Williams and the Scarlets carry the flag for Wales in today’s final and the manner of their victory over Leinster should give them cause for confidence. Munster — aiming to lift the title as a fitting memory to Anthony Foley — have their own motivation, but they’ll be wary of the opposition who lie in wait.

Pivac’s men cut Leinster to ribbons at times in their semi-final, becoming the first team to win an away tie in the last four in the competition’s history in the process. In Jonathan and James Davies, John Barclay, Tadgh Beirne and Steffan Evans, they have players in fine form. Then there is Williams.

The 26-year-old former scaffolder was playing amateur rugby with Waunarlwydd and Llanelli before making his professional breakthrough in 2011.

In the years since, he has gone on to establish himself as a cult hero in Wales, securing a regular starting spot at international level and earning selection for the British & Irish Lions tour of New Zealand next month.

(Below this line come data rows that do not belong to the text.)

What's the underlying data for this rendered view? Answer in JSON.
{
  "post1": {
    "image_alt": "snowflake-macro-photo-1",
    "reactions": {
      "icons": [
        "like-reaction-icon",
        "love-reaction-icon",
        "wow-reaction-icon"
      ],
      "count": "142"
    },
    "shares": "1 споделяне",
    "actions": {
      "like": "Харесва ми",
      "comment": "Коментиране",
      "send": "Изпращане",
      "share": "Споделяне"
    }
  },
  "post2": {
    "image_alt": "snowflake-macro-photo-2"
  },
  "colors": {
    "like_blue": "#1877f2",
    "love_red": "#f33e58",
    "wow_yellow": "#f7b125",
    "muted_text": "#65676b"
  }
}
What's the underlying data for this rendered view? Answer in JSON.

The All Blacks can wait for now, because Williams’ only focus is on making sure his last game for the Scarlets — where he is loved by his team’s supporters — is one to remember.

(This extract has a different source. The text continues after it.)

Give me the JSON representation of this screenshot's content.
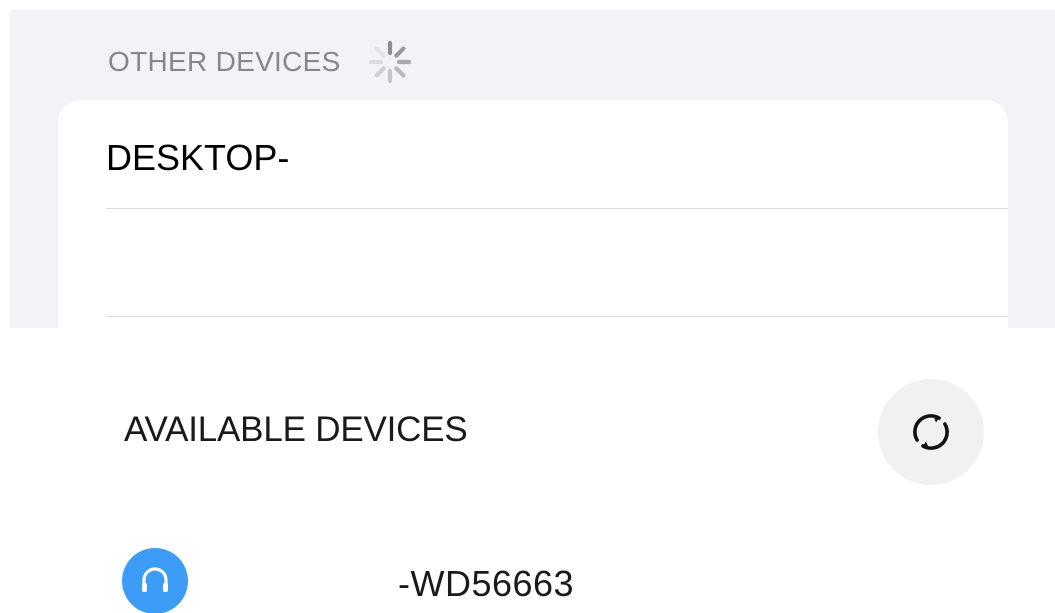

“In the past couple of weeks we have beaten Ospreys at home and we’ve just been to Leinster and beaten them as well,” he said.

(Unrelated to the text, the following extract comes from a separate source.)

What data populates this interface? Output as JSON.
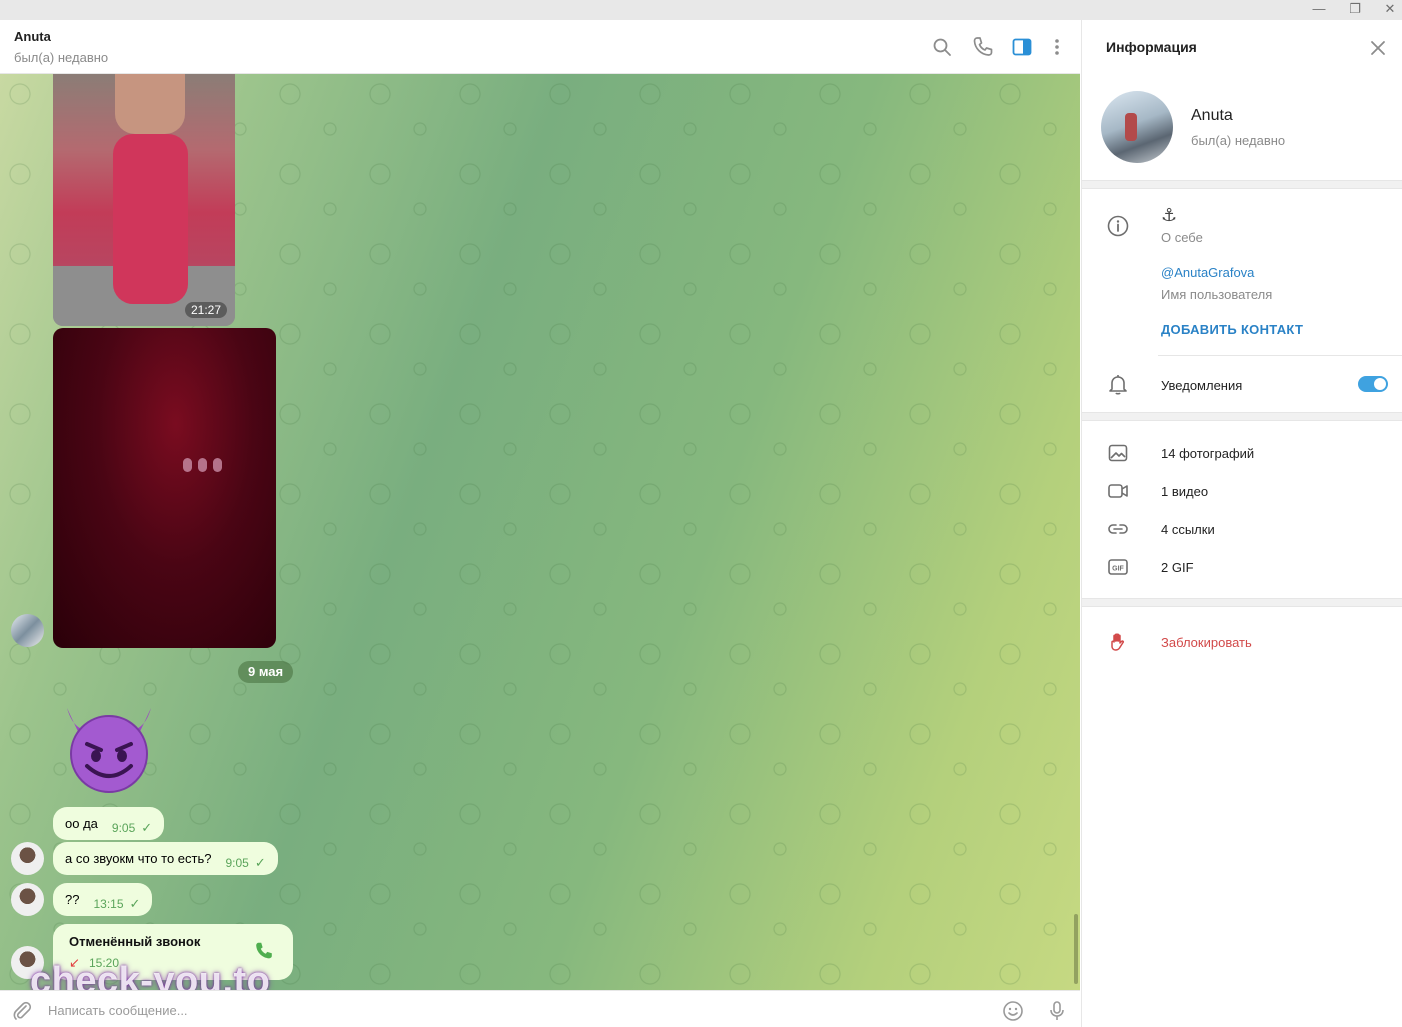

“Last weekend against Leinster every single part of our game was outstanding. We’ve been back in this week and the energy is up. The mood is really good and all the boys are enjoying a laugh and a joke. I think it will be a great atmosphere in the Aviva Stadium. There is nothing better than having the crowd being really loud. It spurs us on. I just can’t wait to get out there now and stuff up Munster.

“They have a really big pack and a couple of sharp backs, but as long as we get our own house in order we are really looking forward to the challenge. I’m going to go out there on Saturday and give it my all and we’ll see where we are after the game. Hopefully I can end on a high.”

Munster director of rugby Rassie Erasmus will be well aware of Scarlets’ enterprising brand of rugby. His team were beaten 30-21 by the Welsh outfit at Thomond Park in February, a reminder the final is no foregone conclusion. Williams forms part of a dangerous Welsh back line.

Evans — who is free to play after his red card in the semi-final was rescinded — joins him and Johnny McNicholl in the back three, while centres Jonathan Davies and Scott Williams form an experienced midfield pairing.

Lions ace Davies wants victory for his team to help send Liam Williams off on a high.

“Just look how influential Liam has been in our performances,” he said. “He’s up there with some of the best players in the world — he can do it all. Defensively he is outstanding. In the contact area he has turned the ball over on our line on numerous occasions to get the ball back. In attack he is just as good.

“He will be a massive loss to the region when he joins Saracens. We wish him well for the future and hopefully we can give him a good send off by putting a bit of silverware on the table.”

Williams’ talent even extends to goal kicking and his two late penalties sealed victory over Leinster. So, what odds of one of the Scarlets’ most popular ever players signing off with a winning kick to seal title glory? Given his impressive ability to perform when it matters most, you wouldn’t bet against it. What a way to end that would be.

“Liam is part of a pretty exciting back line we’ve got at the club,” said Scottish back-row forward Barclay, who will captain the Scarlets with Ken Owens and Jake Ball out injured.

“We know we’ve got to get the ball to them. Liam has done a lot of work on his kicking in training. He probably wasn’t expecting to be the back-up kicker in a semi-final and final.

“But he is one of those guys who doesn’t let anything bother him. He probably knew how important those kicks were last weekend, but he felt no pressure. He is one of those big game players.”